Firme en la idea que nada aclara ni agrega a las piezas que el lector tendrá en minutos ante sus ojos, un prólogo es una excusa para inscribir unas líneas cariñosas que por suerte no transgredirán la transparencia nada inocente de la poesía. Felipe Aldana quería “Un cantor que cantara no hacia el corazón sino del latido”. Bello hallazgo y bello afán que plasma en el detritus de unos versos que un hombre acumula durante toda su vida, ramificando con hilillos de su propia sangre. Como un corazón que latiera según su énfasis y su propio tiempo ello se ajustaría a una pormenorización dispar, elegida después su latido.

Porque hay una pulsión que el poeta sigue, que es tal vez involuntaria a veces, pero responde sinceramente a esa inquietud.

Si hay una poesía que entre sus pliegues esconde algún sentido como la replegada pulpa seca de una nuez, creo palpar en esta poesía que seguirán a mis palabras una cla-ridad como aquella que Juan L. Ortiz decía ver en el aire de Entre Ríos. Porque, aún no explícita, porque aún, no “mostrada” en su iluminado esplendor ella derrama ese énfasis que no es sólo paisaje. Allí también late la historia, la injusticia, el justo anhelo de liberación de los pueblos.

Si el poeta no es sino la voz de los anónimos o aquel que resume en su discurso “la palabra de todos”, ese bello destino es mucho más diáfano si como en este caso resulta ser una actitud consciente.
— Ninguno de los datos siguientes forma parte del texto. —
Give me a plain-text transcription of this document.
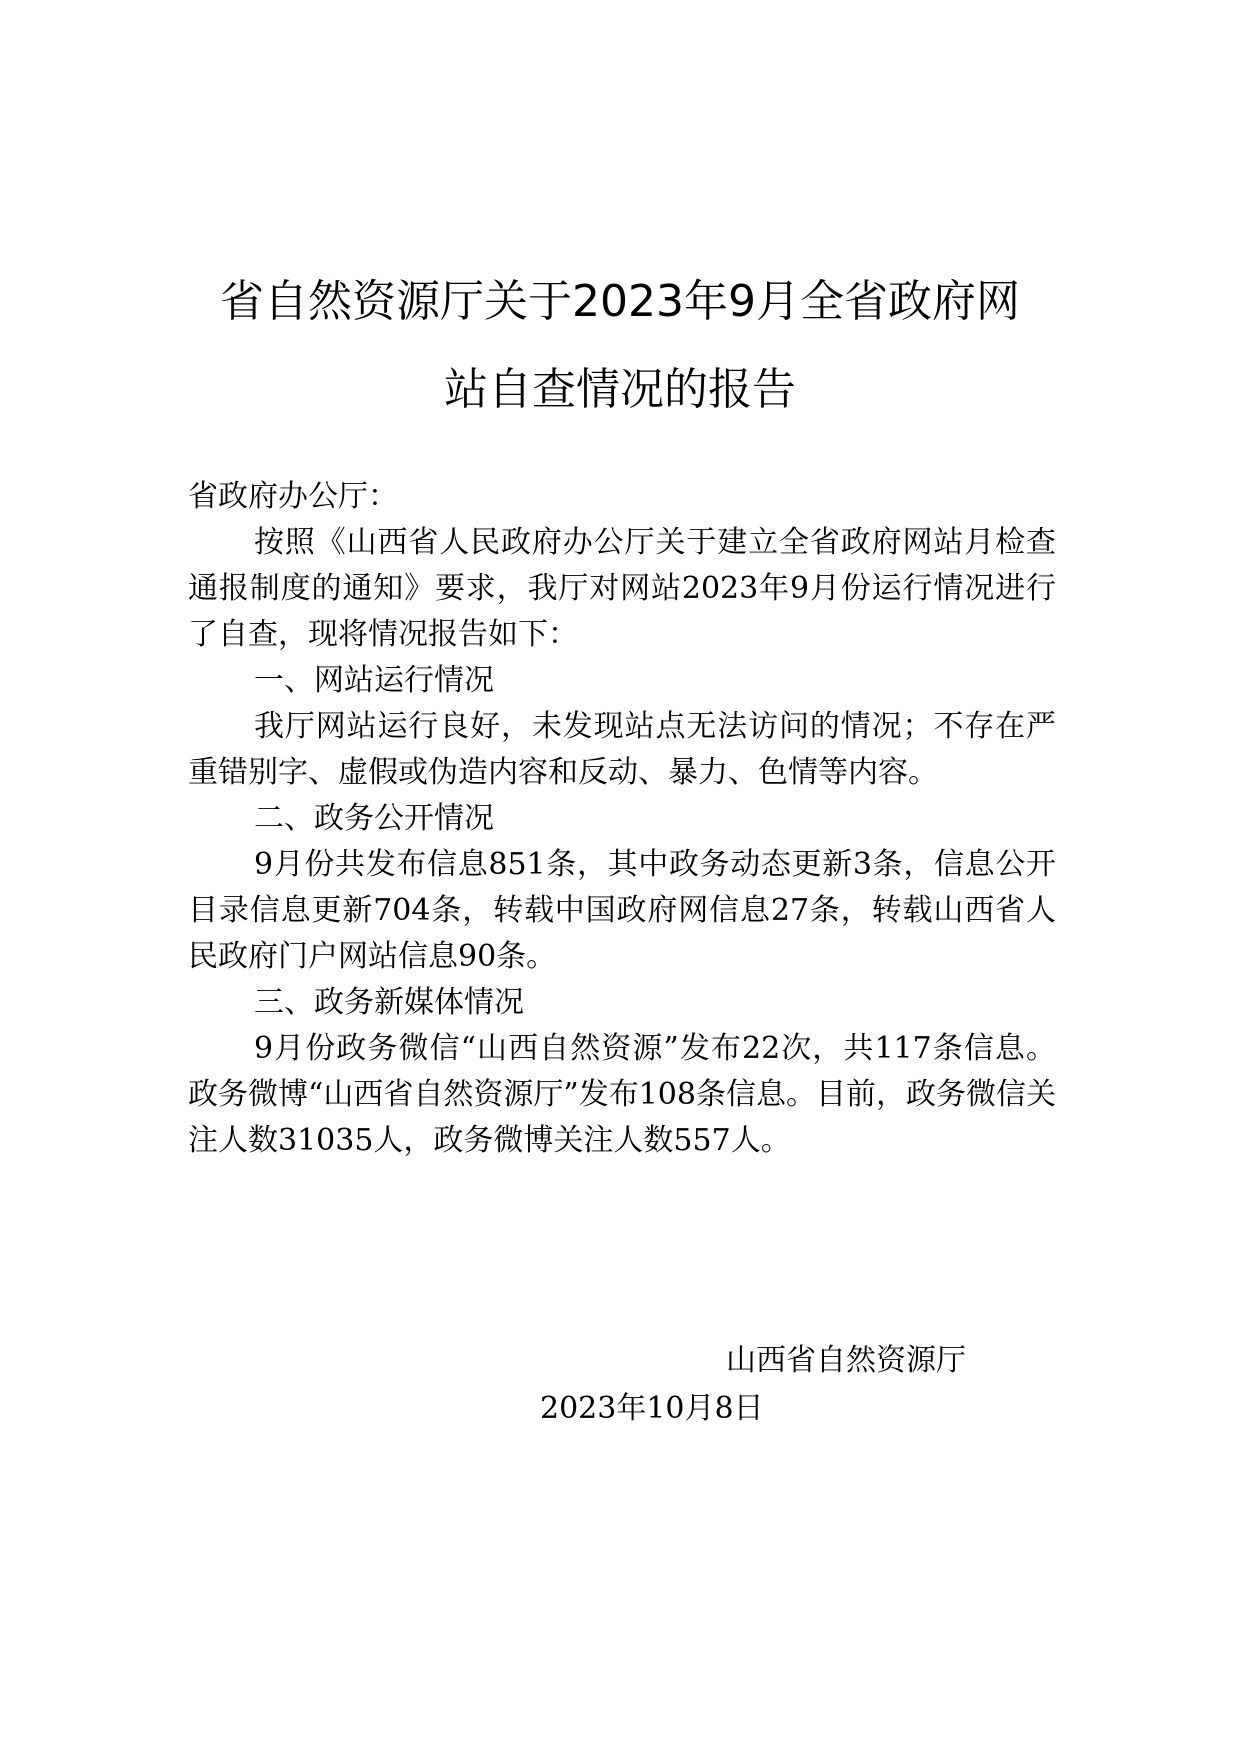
省自然资源厅关于2023年9月全省政府网
站自查情况的报告

省政府办公厅：

按照《山西省人民政府办公厅关于建立全省政府网站月检查通报制度的通知》要求，我厅对网站2023年9月份运行情况进行了自查，现将情况报告如下：

一、网站运行情况

我厅网站运行良好，未发现站点无法访问的情况；不存在严重错别字、虚假或伪造内容和反动、暴力、色情等内容。

二、政务公开情况

9月份共发布信息851条，其中政务动态更新3条，信息公开目录信息更新704条，转载中国政府网信息27条，转载山西省人民政府门户网站信息90条。

三、政务新媒体情况

9月份政务微信“山西自然资源”发布22次，共117条信息。政务微博“山西省自然资源厅”发布108条信息。目前，政务微信关注人数31035人，政务微博关注人数557人。

山西省自然资源厅
2023年10月8日
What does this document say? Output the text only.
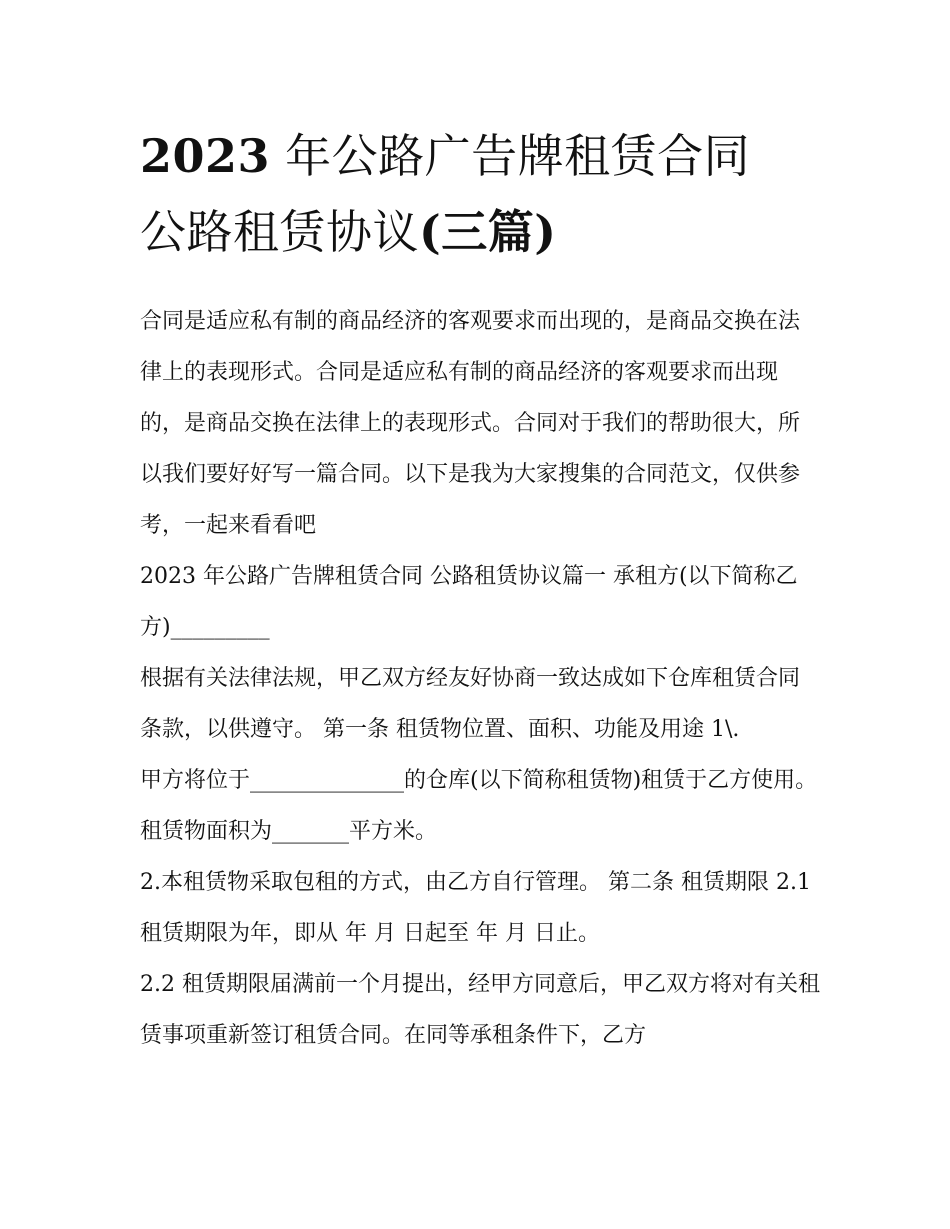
2023 年公路广告牌租赁合同
公路租赁协议(三篇)

合同是适应私有制的商品经济的客观要求而出现的，是商品交换在法律上的表现形式。合同是适应私有制的商品经济的客观要求而出现的，是商品交换在法律上的表现形式。合同对于我们的帮助很大，所以我们要好好写一篇合同。以下是我为大家搜集的合同范文，仅供参考，一起来看看吧

2023 年公路广告牌租赁合同 公路租赁协议篇一 承租方(以下简称乙方)_________

根据有关法律法规，甲乙双方经友好协商一致达成如下仓库租赁合同条款，以供遵守。 第一条 租赁物位置、面积、功能及用途 1\.

甲方将位于______________的仓库(以下简称租赁物)租赁于乙方使用。租赁物面积为_______平方米。

2.本租赁物采取包租的方式，由乙方自行管理。 第二条 租赁期限 2.1 租赁期限为年，即从 年 月 日起至 年 月 日止。

2.2 租赁期限届满前一个月提出，经甲方同意后，甲乙双方将对有关租赁事项重新签订租赁合同。在同等承租条件下，乙方
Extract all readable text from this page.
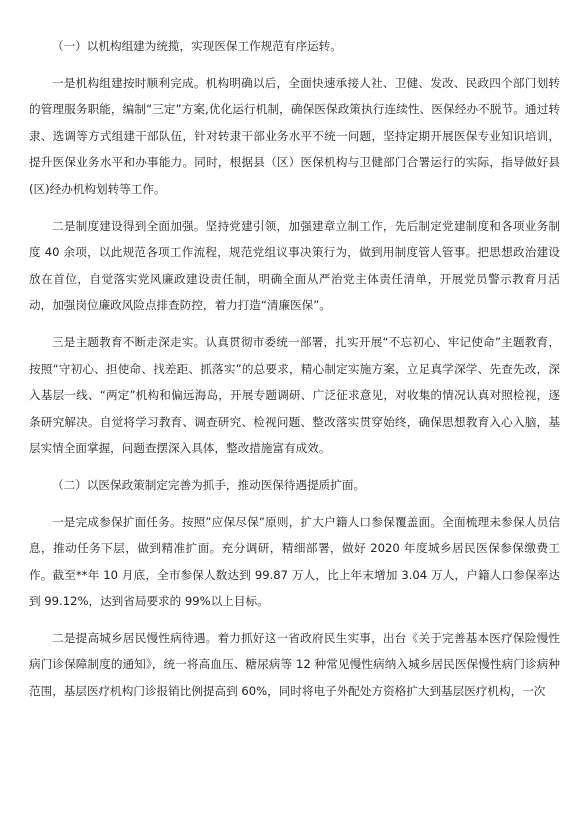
（一）以机构组建为统揽，实现医保工作规范有序运转。

一是机构组建按时顺利完成。机构明确以后，全面快速承接人社、卫健、发改、民政四个部门划转的管理服务职能，编制“三定”方案,优化运行机制，确保医保政策执行连续性、医保经办不脱节。通过转隶、选调等方式组建干部队伍，针对转隶干部业务水平不统一问题，坚持定期开展医保专业知识培训，提升医保业务水平和办事能力。同时，根据县（区）医保机构与卫健部门合署运行的实际，指导做好县(区)经办机构划转等工作。

二是制度建设得到全面加强。坚持党建引领，加强建章立制工作，先后制定党建制度和各项业务制度 40 余项，以此规范各项工作流程，规范党组议事决策行为，做到用制度管人管事。把思想政治建设放在首位，自觉落实党风廉政建设责任制，明确全面从严治党主体责任清单，开展党员警示教育月活动，加强岗位廉政风险点排查防控，着力打造“清廉医保”。

三是主题教育不断走深走实。认真贯彻市委统一部署，扎实开展“不忘初心、牢记使命”主题教育，按照“守初心、担使命、找差距、抓落实”的总要求，精心制定实施方案，立足真学深学、先查先改，深入基层一线、“两定”机构和偏远海岛，开展专题调研、广泛征求意见，对收集的情况认真对照检视，逐条研究解决。自觉将学习教育、调查研究、检视问题、整改落实贯穿始终，确保思想教育入心入脑，基层实情全面掌握，问题查摆深入具体，整改措施富有成效。

（二）以医保政策制定完善为抓手，推动医保待遇提质扩面。

一是完成参保扩面任务。按照”应保尽保”原则，扩大户籍人口参保覆盖面。全面梳理未参保人员信息，推动任务下层，做到精准扩面。充分调研，精细部署，做好 2020 年度城乡居民医保参保缴费工作。截至**年 10 月底，全市参保人数达到 99.87 万人，比上年末增加 3.04 万人，户籍人口参保率达到 99.12%，达到省局要求的 99%以上目标。

二是提高城乡居民慢性病待遇。着力抓好这一省政府民生实事，出台《关于完善基本医疗保险慢性病门诊保障制度的通知》，统一将高血压、糖尿病等 12 种常见慢性病纳入城乡居民医保慢性病门诊病种范围，基层医疗机构门诊报销比例提高到 60%，同时将电子外配处方资格扩大到基层医疗机构，一次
Desde los ya lejanos días en que Calgaro dirigió con otro poeta –Raúl García Brarda- la revista La Ventana, ha sido una especie de referencia inevitable en toda empresa poética que se gestara en la ciudad. Recordemos se paso que dicha revista llegó a tirar una cantidad de ejemplares en sus últimos números que excedió largamente las expectativas en este tipo de revistas independientes, que tanta eclosión tuvieran en aquella década del sesenta.

De Orlando F. Calgaro es aquella hermosa frase que pronunciara refiriéndose a ese cálido amigo, fino poeta que fue Raúl Gustavo Aguirre “el hombre que nos ayudó a vivir”. A él también podría aplicársele esta frase que es su hallazgo.

Un prólogo es una acumulación de palabras inútiles.

Una lectura es un “palpar”, un “goce”, un encadenamiento de figuras, complicidades que uno comparte.

Si yo paso la mano, suave, sobre la promontoriedad de estas líneas, acucio sobre la luz que explota como aquel bañado con los pájaros en bandada que viene del Gualeguay.

“El país de los arroyos” no sólo nos dio buenos caudillos que hicieron la causa nacional, sino que produjo grandes poetas, gente de firme corazón, donde el valor cívico, la miel del cariño y el rigor cárdeno de las cosas diarias fueron deslizados de nostalgias.

Si paso la mano sobre los versos de Calgaro, no es la emergencia sin embargo de lo que noto, sino la luz que me estalla sobre los ojos. Porque esa poesía sin embargo se repliega en lo mínimo. (¿Un gorrión? ¿Unos mates? ¿Los arroyitos de su tiera natal?). No se. Sus versos están. Su materialidad es evidente. Se podrá no comulgar con su estética, pero ellos encadenan en su esplendor más opaco y son pese a las formalizaciones (¿Respiraciones?) diversas de una coherencia notable.

Pienso en “Los métodos”. Allá por los años 70 produjo entre nosotros un admirado estupor. Esa intertextualidad hecha con una solvencia cuyo desparpajo no descarta el hondo respeto hacia los autores elegidos. Son poemas de una cerrada unidad, de la virilidad nada complaciente.

Me gustaría que estas palabras se leyeran más como una complicidad y un afecto que como una disputa de un texto que puede aparecer descriptivo pero que no es sino el motivo –la excusa- para producir el efecto de ese afecto.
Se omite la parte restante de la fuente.